Cette phrase extraite des « Collected Essays » résume de manière étonnamment concise le fond de la pensée Orwellienne : une défiance marquée à l'endroit du libéralisme, une aversion féroce envers le communisme et le rêve utopique d'une forme de socialisme éclairé. Les mots employés par Orwell, qui propose de combiner « économie planifiée » et « liberté intellectuelle » désignent le paradoxe inhérent à cette troisième voie qui ressemble plus à un rêve qu'à un véritable projet politique.

La plume de Simon Leys est tout à la fois concise, ciselée et limpide ; dans cet essai, elle a surtout le mérité d'éclairer le lecteur ébloui par « 1984 » ou par « La ferme des animaux » sur la personnalité et les convictions profondes de leur auteur. George Orwell n'était pas seulement un homme qui avait saisi toute l'horreur du totalitarisme communiste et tenté de nous prévenir dans la dystopie la plus célèbre de l'histoire de la littérature contre la possibilité d'une extension à l'infini du domaine du collectivisme et ses conséquences liberticides. Il était également un homme issu d'une certaine bourgeoisie, épris d'égalité, qui a volontairement partagé la rudesse des conditions de vie de la classe ouvrière, et qui aurait souhaité pouvoir partager avec elle une forme de fraternité que son accent de la « haute » lui interdisait. George Orwell était un homme extrêmement courageux qui a participé à la guerre d'Espagne pour lutter contre le fascisme et y découvrir que le communisme soviétique constituait sans doute une menace plus pernicieuse encore pour nos libertés. Il n'était pas seulement « anti-totalitaire », il était aussi un homme de convictions, un « socialiste » qui croyait à une forme de troisième voie dans laquelle l'homme n'est pas un loup pour l'homme, et où nos libertés individuelles sont préservées.

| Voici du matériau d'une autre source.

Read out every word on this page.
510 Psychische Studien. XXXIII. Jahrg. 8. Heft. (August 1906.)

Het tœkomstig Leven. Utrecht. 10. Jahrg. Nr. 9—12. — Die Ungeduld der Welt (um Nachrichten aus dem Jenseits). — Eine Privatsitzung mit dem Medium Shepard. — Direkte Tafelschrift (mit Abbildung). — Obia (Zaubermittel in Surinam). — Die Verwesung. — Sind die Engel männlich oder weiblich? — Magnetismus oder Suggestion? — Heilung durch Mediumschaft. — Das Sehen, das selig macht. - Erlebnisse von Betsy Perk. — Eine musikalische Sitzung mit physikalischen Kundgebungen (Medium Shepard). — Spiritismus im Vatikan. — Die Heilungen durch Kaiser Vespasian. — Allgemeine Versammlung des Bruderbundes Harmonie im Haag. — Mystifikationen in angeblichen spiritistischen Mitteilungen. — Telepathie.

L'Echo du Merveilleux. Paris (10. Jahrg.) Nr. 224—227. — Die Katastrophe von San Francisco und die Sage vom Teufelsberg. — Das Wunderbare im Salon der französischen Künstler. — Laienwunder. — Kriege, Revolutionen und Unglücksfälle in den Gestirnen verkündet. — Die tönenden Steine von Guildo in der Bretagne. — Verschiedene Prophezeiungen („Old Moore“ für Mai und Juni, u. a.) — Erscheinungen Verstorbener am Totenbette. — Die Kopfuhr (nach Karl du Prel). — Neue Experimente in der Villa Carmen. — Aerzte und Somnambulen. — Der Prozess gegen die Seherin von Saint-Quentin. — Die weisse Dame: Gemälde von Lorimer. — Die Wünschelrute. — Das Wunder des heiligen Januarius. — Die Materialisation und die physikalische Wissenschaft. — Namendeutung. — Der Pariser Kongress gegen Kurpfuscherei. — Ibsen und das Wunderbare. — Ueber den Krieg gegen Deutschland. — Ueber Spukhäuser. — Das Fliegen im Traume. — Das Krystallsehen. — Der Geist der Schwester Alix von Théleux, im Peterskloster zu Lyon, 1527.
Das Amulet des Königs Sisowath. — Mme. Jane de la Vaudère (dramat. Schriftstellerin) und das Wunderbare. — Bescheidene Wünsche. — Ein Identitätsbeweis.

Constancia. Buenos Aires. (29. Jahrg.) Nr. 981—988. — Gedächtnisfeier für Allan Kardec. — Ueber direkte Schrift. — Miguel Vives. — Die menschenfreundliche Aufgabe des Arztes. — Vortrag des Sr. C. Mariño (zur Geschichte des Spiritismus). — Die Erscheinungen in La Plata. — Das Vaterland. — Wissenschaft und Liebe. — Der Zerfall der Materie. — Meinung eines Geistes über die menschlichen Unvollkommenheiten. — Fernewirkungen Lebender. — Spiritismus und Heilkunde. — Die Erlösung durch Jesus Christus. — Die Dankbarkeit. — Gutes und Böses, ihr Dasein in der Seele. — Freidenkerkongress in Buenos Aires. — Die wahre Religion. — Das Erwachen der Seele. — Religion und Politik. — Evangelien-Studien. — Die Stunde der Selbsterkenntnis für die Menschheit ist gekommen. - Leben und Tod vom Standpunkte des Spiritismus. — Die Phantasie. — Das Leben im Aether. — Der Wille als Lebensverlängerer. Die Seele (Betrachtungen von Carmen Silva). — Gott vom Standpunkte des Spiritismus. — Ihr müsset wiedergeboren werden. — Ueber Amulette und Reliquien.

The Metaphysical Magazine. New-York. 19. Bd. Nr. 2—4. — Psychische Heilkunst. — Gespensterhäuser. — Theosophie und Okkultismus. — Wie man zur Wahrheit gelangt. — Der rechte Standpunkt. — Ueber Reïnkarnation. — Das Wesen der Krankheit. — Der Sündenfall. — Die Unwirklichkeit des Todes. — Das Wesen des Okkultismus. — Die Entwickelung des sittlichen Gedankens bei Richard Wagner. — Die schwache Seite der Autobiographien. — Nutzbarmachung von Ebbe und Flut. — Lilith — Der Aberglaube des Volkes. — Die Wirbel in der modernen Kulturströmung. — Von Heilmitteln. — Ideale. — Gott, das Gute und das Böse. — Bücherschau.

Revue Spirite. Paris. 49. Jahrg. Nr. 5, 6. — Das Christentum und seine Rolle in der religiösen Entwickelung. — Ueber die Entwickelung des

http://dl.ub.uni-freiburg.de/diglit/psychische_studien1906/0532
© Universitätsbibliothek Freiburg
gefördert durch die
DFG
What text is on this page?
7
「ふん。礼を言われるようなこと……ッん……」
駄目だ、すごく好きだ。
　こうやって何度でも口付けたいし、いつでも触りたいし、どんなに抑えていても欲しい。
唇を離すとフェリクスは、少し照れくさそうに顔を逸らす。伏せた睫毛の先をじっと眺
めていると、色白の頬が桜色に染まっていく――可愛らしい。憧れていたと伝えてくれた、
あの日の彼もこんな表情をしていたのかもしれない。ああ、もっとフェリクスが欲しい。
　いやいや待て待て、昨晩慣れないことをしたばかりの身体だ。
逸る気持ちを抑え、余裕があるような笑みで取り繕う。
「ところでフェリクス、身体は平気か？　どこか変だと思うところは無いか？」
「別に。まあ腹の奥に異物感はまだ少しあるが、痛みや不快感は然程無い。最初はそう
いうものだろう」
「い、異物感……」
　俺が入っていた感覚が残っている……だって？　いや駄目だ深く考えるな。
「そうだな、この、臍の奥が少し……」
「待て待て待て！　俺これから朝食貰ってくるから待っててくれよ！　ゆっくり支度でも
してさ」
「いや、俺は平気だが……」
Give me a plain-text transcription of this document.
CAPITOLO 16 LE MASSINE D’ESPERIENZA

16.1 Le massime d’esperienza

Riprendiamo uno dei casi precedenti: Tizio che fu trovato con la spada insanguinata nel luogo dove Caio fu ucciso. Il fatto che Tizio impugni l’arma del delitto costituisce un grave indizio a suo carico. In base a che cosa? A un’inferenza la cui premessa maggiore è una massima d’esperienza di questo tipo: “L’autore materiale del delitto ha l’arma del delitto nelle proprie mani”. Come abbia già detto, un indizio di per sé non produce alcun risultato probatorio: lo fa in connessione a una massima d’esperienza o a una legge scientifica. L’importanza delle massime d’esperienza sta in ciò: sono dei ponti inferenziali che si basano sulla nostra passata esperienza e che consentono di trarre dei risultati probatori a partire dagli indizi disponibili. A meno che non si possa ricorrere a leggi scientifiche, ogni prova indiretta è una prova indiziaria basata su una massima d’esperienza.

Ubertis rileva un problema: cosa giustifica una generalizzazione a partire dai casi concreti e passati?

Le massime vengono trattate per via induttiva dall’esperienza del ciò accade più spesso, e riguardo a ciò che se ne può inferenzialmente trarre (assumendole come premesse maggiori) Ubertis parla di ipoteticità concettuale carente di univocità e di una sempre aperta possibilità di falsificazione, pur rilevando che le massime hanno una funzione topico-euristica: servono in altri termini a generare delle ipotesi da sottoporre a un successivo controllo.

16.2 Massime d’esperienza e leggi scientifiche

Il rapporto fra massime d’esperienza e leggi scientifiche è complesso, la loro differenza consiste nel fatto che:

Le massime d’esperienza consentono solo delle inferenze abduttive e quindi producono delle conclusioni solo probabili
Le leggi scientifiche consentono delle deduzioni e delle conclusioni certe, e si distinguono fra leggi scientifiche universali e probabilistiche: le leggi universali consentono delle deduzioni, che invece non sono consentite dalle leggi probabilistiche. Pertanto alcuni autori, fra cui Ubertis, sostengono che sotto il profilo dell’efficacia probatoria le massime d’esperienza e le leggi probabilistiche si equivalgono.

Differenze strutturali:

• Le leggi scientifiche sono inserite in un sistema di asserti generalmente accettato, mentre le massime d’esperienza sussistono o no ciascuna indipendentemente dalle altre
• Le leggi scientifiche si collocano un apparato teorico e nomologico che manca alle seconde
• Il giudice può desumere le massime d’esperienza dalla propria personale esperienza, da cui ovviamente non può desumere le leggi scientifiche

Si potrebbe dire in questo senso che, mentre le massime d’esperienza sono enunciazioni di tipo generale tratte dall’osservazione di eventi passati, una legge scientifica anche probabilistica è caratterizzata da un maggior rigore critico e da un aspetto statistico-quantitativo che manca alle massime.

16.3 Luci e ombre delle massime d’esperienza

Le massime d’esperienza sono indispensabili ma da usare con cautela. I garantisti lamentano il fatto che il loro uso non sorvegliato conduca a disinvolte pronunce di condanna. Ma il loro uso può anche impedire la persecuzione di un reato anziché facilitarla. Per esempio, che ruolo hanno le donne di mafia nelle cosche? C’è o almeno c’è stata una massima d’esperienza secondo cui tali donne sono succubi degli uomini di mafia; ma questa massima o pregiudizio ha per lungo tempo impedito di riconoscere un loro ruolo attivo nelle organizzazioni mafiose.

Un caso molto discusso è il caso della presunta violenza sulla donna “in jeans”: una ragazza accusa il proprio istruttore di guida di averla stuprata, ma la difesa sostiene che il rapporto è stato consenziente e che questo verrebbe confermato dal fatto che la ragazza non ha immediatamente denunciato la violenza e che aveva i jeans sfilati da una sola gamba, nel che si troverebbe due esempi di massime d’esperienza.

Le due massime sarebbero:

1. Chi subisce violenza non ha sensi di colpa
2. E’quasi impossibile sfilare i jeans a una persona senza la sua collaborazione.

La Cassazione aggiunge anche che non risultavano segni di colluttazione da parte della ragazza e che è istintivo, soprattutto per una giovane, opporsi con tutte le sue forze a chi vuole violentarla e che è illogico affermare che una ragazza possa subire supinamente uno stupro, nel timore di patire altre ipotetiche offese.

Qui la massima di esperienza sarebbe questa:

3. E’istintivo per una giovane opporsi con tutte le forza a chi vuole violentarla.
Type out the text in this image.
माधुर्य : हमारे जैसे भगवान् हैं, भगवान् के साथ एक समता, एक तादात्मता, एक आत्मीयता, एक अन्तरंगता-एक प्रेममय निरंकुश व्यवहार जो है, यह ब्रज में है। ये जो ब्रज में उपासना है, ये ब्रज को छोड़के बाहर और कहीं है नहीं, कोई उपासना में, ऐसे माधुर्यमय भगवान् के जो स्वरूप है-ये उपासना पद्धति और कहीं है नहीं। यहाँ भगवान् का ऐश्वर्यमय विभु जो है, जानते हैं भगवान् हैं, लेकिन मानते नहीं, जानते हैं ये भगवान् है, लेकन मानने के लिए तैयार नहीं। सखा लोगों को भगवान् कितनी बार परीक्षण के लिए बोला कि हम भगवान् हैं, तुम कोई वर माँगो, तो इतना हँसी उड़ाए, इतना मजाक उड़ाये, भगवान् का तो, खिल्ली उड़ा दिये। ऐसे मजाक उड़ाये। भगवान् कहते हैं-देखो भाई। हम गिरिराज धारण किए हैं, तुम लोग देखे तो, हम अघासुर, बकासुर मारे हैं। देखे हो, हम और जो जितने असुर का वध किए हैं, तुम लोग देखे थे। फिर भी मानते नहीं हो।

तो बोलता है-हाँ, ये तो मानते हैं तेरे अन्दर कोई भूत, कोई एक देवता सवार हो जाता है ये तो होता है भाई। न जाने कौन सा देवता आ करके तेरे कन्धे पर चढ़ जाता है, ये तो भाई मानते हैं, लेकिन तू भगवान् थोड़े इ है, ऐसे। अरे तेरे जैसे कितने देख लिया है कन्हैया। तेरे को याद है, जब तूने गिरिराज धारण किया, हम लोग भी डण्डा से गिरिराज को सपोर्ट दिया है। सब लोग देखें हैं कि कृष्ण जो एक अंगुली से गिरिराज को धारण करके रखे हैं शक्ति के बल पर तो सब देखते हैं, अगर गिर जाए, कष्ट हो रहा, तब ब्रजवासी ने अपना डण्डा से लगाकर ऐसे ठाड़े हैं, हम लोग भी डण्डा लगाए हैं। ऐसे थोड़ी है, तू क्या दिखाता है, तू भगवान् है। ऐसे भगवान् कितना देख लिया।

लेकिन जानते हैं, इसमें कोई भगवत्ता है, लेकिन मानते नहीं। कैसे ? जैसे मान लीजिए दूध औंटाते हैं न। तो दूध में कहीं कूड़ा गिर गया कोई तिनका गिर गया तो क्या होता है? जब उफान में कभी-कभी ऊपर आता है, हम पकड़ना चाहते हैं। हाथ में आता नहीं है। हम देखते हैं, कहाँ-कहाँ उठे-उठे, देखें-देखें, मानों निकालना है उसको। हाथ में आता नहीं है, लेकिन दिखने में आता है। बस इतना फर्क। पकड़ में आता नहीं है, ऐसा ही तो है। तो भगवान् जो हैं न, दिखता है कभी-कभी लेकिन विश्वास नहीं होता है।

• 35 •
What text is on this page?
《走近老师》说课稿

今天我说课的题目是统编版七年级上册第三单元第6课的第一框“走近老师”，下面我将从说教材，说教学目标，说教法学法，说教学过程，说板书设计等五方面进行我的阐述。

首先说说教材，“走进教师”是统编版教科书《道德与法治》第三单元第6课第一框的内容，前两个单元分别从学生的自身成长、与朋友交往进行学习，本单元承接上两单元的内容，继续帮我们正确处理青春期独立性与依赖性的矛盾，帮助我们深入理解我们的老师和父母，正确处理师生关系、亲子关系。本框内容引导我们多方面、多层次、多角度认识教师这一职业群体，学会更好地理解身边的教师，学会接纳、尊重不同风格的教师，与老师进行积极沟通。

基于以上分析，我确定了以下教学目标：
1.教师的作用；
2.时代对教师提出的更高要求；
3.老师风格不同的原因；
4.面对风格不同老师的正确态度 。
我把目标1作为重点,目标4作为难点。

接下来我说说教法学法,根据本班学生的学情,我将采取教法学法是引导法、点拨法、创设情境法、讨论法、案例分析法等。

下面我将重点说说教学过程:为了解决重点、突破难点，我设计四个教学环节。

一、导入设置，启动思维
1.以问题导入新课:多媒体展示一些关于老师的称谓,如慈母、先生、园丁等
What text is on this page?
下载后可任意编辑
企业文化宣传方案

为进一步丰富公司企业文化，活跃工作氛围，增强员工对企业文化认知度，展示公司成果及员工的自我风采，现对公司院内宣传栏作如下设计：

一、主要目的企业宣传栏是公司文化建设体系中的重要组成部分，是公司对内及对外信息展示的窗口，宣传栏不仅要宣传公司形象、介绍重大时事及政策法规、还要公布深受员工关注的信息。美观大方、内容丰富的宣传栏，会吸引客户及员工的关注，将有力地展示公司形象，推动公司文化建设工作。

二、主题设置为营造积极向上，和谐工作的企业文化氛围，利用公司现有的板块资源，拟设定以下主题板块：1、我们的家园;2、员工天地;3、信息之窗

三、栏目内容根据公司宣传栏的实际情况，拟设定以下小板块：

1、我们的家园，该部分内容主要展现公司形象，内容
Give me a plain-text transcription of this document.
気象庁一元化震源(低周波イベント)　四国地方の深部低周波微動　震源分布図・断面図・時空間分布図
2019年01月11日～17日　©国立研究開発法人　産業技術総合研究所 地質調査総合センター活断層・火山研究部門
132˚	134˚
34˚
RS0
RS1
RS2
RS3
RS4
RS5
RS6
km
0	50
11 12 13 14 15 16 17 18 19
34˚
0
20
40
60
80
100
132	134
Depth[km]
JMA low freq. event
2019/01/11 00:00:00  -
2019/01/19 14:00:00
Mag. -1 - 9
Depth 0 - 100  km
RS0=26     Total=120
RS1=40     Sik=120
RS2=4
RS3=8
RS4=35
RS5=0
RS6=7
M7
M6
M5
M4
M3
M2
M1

Orwell apparaît dans l'essai de Simon Leys comme un être multiple, vivant et attachant et pas seulement comme le prophète ampoulé d'un monde inlassablement surveillé par Big Brother. Simon Leys donne ainsi envie d'approfondir la pensée Orwellienne en se plongeant dans ses essais, peu connus en France, et en relisant ses ouvrages moins célèbres comme « Dans la dèche à Paris et à Londres » où « Hommage à la Catalogne ».

Le temps de cette courte plongée dans la vie et l'oeuvre de George Orwell, on saisit les raisons de son aversion viscérale contre toute forme de totalitarisme, et l'on ne peut s'empêcher de songer aux terribles prophéties de 1984. Non, le totalitarisme communiste ne s'est pas répandu à la surface du globe, c'est son exact opposé, le néo-libéralisme des années 80 qui l'a emporté. Nous ne vivons pas dans un monde collectiviste où la privation est le quotidien de chacun mais dans un monde individualiste qui vénère la consommation.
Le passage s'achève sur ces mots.